2023/2024 Season Stats

10.9 4.5 1.2 0.9 0.3 36.9% 29.7% -0.6 -6

Season Story

Strawther was the headliner of Calvin Booth’s #ProjectDynasty draft. He fit Booth’s player archetype as an older college player billed as someone who could contribute to Denver’s lineup. He looked the part out of the gate. As the season began he saw mostly spot duty but it was clear Strawther was on the edge of Michael Malone’s rotation. He showed his x-factor ability with his shooting in an early November game against the New Orleans Pelicans, going 8 for 13 from the field to score twenty-one points. A couple weeks after that he started seeing a regular role in rotation, averaging about fifteen minutes a game. That run went about what one would expect for a rookie. He had his moments of strong play mixed among the typical rookie struggles. Most concerning was his inconsistent shooting from outside. Denver was relying on him to provide spacing for their second unit and be a scoring threat and his inconsistency contributed to rough stretches for the bench in games.

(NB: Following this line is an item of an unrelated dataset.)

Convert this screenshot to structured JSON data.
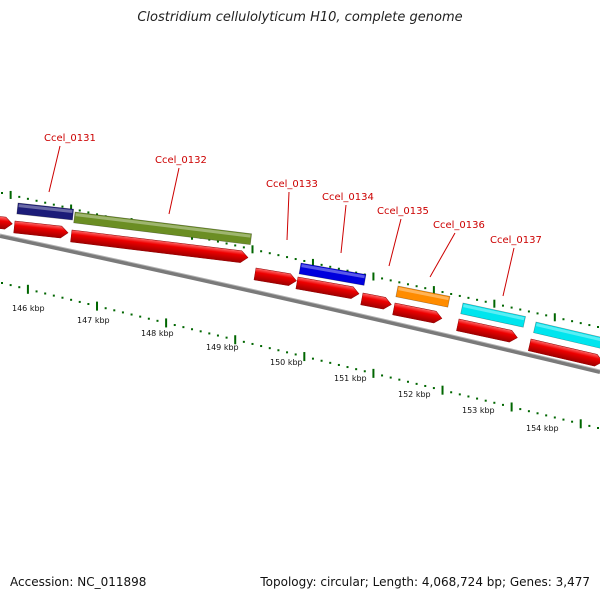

Still, Julian looked promising enough that it felt he would follow the same path as his teammate Christian Braun did the previous season: play about 15 minutes a game learning the ropes in the regular season and hopefully become a solid contributor during a deep playoff run. Unfortunately, Julian went down with a sprained right knee in early January that would sideline him for a month. By the time he returned the Nuggets were headed into the stretch run of their season with the rotation fairly set. Unlike in the beginning of the year, Jamal Murray was also healthy (for the most part) which left little room for Strawther to get back into the rotation. He rarely saw the court for the rest of the season, playing only three more games where he was on the court for more than nine minutes.

’24/’25 outlook with the Nuggets

There’s potential for Strawther to have a direct path to real rotation minutes in his sophomore season. If Kentavious Caldwell-Pope is not back next season then the most likely scenario will be Braun taking over as the starting two guard. That will leave a hole in the bench rotation for a reserve wing. One has to believe that Strawther would be first in line to fill that role. The Nuggets will need to see him find his shooting touch again to make that a reality though. His 29% three point percentage last year was far below what everyone anticipated when the Nuggets drafted Strawther who’s primary “NBA ready” skill in scouting reports was his shooting ability. It will also put the onus on Strawther to lock in defensively and be able to spell Braun or whoever starts on the wings without giving up a ton defensively.

The role also won’t be given to Julian by any means. For starters, there’s no guarantee KCP won’t return next season. If he does, it makes finding opportunities on the wings in the rotation that much more difficult. The Nuggets could also look to replace Pope with a player they acquire via trade or even with their tax payer mid-level exception. If Strawther shows signs early that his shooting woes are real and not just rookie jitters then it won’t shock anyone to see him fall out of the rotation. Last season Malone ultimately decided to lean on Justin Holiday, a thirty-five year old veteran on a minimum contract, over Strawther by the end of the year. That could be the path Julian goes down in particular if he’s also not able to be a positive on the defensive end.

My prediction? I think Strawther finds his way into the rotation as a bench wing. It seems unlikely that KCP will be back and that will create an opportunity. The Nuggets aren’t exactly flush with two guards in their depth so Strawther right now has an inside lane to any openings. His shooting was woeful last year but it was also drug down by an inconsistent second half of the season where who knows just how healthy Julian really was. He’s given every indication in college that he should be a good shooter so I expect that to even out. There will still be some bumps along the way but if Julian can get to about 35% from deep or above while playing strong defense that will be enough for the Nuggets off the bench. If he can raise his scoring ability then all the better. One thing is for sure, if KCP leaves the Nuggets will be counting heavily on Strawther to continue to develop his game and be ready to play significant minutes.